In this chapter, we develop a discrete time-space network model to study the medical resources allocation problem in the recovered stage when an epidemic outbreak. In each decision-making cycle, the allocation of medical resources across the region from NSSs through UHDs and ADPCs to EDHs is determined by a linear programming model with the dynamic demand that is forecasted by an epidemic diffusion rule. The novelty of our model against the existing works in literature is characterized by the following three aspects:

  1. (1)

    While most research on medical resources allocation studies a static problem taking no consideration of the time evolution and dynamic nature of the demand, the model proposed in this chapter addresses a time-series demand that is forecasted in match of the course of an epidemic diffusion. The model couples a multi-stage linear programming for optimal allocation of medical resources with a proactive forecasting mechanism cultivated from the epidemic diffusion dynamics. The rationale that the medical resources allocated in early periods will take effect in subduing the spread of the epidemic spread and thus impact the demand in later periods has been for the first time incorporated into our model.

  2. (2)

    A win-win emergency rescue effect is achieved by the integrated and dynamic optimization model. The total rescue cost is controlled effectively, and meanwhile, inventory level in each UHD is restored and raised gradually.

  3. (3)

    In this chapter, the medicine logistics operation problem has been decomposed into several mutually correlated sub-problems, and then be solved systematically in the same decision scheme. Thus, the result will be much more suitable for real operations.

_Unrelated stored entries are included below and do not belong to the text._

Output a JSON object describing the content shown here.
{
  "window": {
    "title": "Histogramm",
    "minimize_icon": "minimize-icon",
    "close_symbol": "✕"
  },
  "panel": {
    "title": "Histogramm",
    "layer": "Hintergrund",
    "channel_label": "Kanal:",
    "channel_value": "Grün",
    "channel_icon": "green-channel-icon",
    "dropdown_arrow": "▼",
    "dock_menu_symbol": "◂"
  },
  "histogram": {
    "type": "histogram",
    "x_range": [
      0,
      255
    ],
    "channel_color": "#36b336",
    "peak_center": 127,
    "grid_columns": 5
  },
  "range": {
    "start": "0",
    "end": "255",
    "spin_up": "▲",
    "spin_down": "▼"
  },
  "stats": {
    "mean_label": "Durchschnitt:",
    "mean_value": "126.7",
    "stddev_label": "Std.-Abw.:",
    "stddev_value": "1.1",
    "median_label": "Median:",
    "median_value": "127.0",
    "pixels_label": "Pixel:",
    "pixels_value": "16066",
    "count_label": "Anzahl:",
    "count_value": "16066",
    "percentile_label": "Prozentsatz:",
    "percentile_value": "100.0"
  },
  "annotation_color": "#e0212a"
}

As the limitation of the model, it is developed for the medical resources allocation in a geographic area where an epidemic disease has been spreading and it does not consider possible cross area diffusion between two or more geographic areas. We assume that once an epidemic outbreaks, the government will have effective means to separate the epidemic areas so that cross-area spread can be basically prevented. However, this cannot always be guaranteed in reality.